— In the News —
In spite of its widespread use in the media, epidemiologists have been keen to downplay the importance of the reproduction number known as "R". In this article in Nature, David Adam explores what that number really means and what we should be watching instead.
When a self-driving Uber car struck and killed a pedestrian in 2018, the company was cleared of criminal wrongdoing, but the human tasked with monitoring the system faces the prospect of manslaughter charges. The outcome could be a harbinger of what lies ahead.
— Tools and Techniques —
After her first year as a machine learning engineer, Shreya Shankar offers real-world insights into the field and why most machine learning projects don't make it to production — in spite of "crazy advances" in machine learning technology and expertise.
Shopify's Data Team is building for the long term and it's paying off. Here's how they leverage years of work in data warehousing and analysis to support its ecosystem of internal teams and partners.
Paper Projects provides a structure to implement experiments and learn from trending papers. It's intended to be an "opportunity for the community to come together, learn and help each other."
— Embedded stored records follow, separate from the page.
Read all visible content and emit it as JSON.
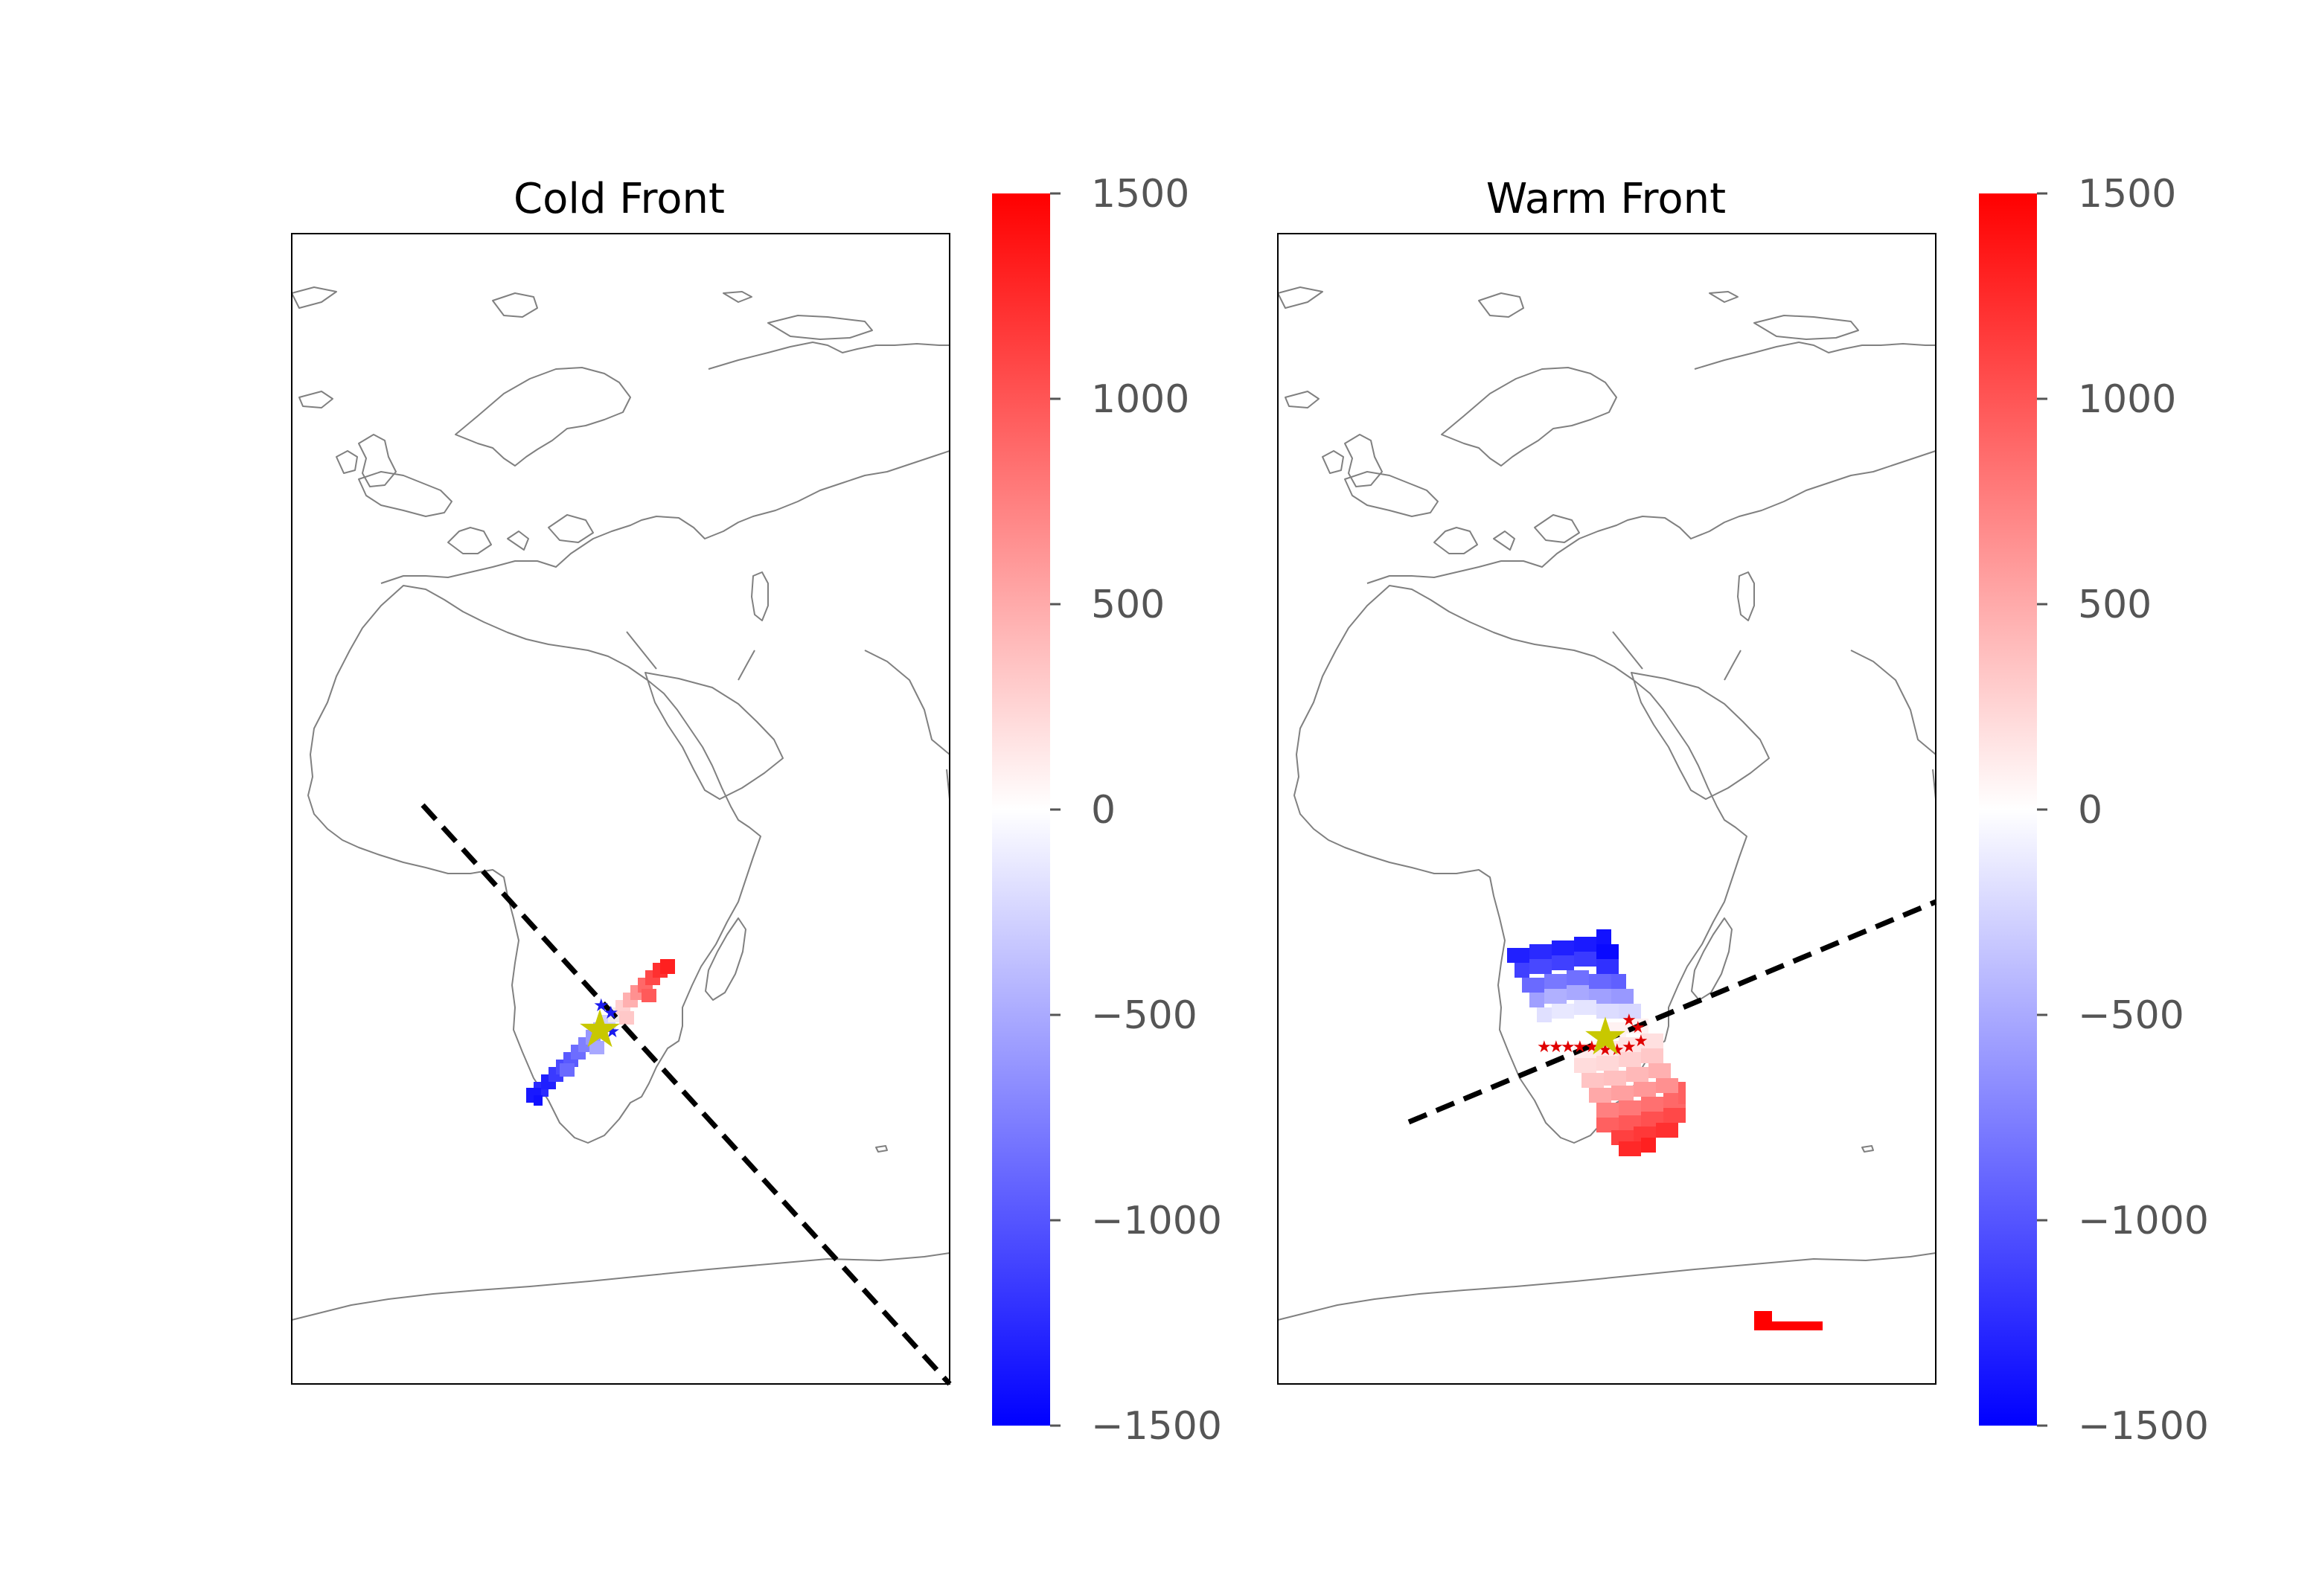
{
  "chart_data": [
    {
      "type": "heatmap",
      "title": "Cold Front",
      "colorbar": {
        "ticks": [
          1500,
          1000,
          500,
          0,
          -500,
          -1000,
          -1500
        ],
        "tick_labels": [
          "1500",
          "1000",
          "500",
          "0",
          "−500",
          "−1000",
          "−1500"
        ],
        "range": [
          -1500,
          1500
        ],
        "colormap": "bwr",
        "colors": {
          "low": "#0000ff",
          "mid": "#ffffff",
          "high": "#ff0000"
        }
      },
      "grid": false,
      "front_line_style": "dashed black",
      "markers": [
        "yellow star",
        "small blue stars"
      ]
    },
    {
      "type": "heatmap",
      "title": "Warm Front",
      "colorbar": {
        "ticks": [
          1500,
          1000,
          500,
          0,
          -500,
          -1000,
          -1500
        ],
        "tick_labels": [
          "1500",
          "1000",
          "500",
          "0",
          "−500",
          "−1000",
          "−1500"
        ],
        "range": [
          -1500,
          1500
        ],
        "colormap": "bwr",
        "colors": {
          "low": "#0000ff",
          "mid": "#ffffff",
          "high": "#ff0000"
        }
      },
      "grid": false,
      "front_line_style": "dashed black",
      "markers": [
        "yellow star",
        "small red stars"
      ]
    }
  ]
}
Great guide for setting up a new Python project with an automated workflow of units tests, coverage reports, lint checks, and type checks that’ll catch the the majority of errors and facilitate collaboration.
— Resources —
This is easily the best collection of free R learning resources I've come across. There's a wide variety of topics here, including getting-started guides, statistics, machine learning, text mining, package development, efficient programming, ggplot2, etc. For all levels, beginner to advanced.
This short book explores the options for building analytics and BI stacks for the modern cloud. It's a very well-written, practical tour that walks through the various components and how they fit together. Great read.
— Data Viz —
Vaex and Dash are open-source libraries that make it easy to build interactive dashboards on the web for millions, and even billions, of data samples using just your Python skills. This tutorial shows what you can do with these libraries and how to use them.
COVID-19 data has largely been a success story for data visualization but there are important lessons to be learned. Detailed dashboards, in particular, can be problematic and misleading. This short post outlines some of the key issues, including suggestions for better approaches.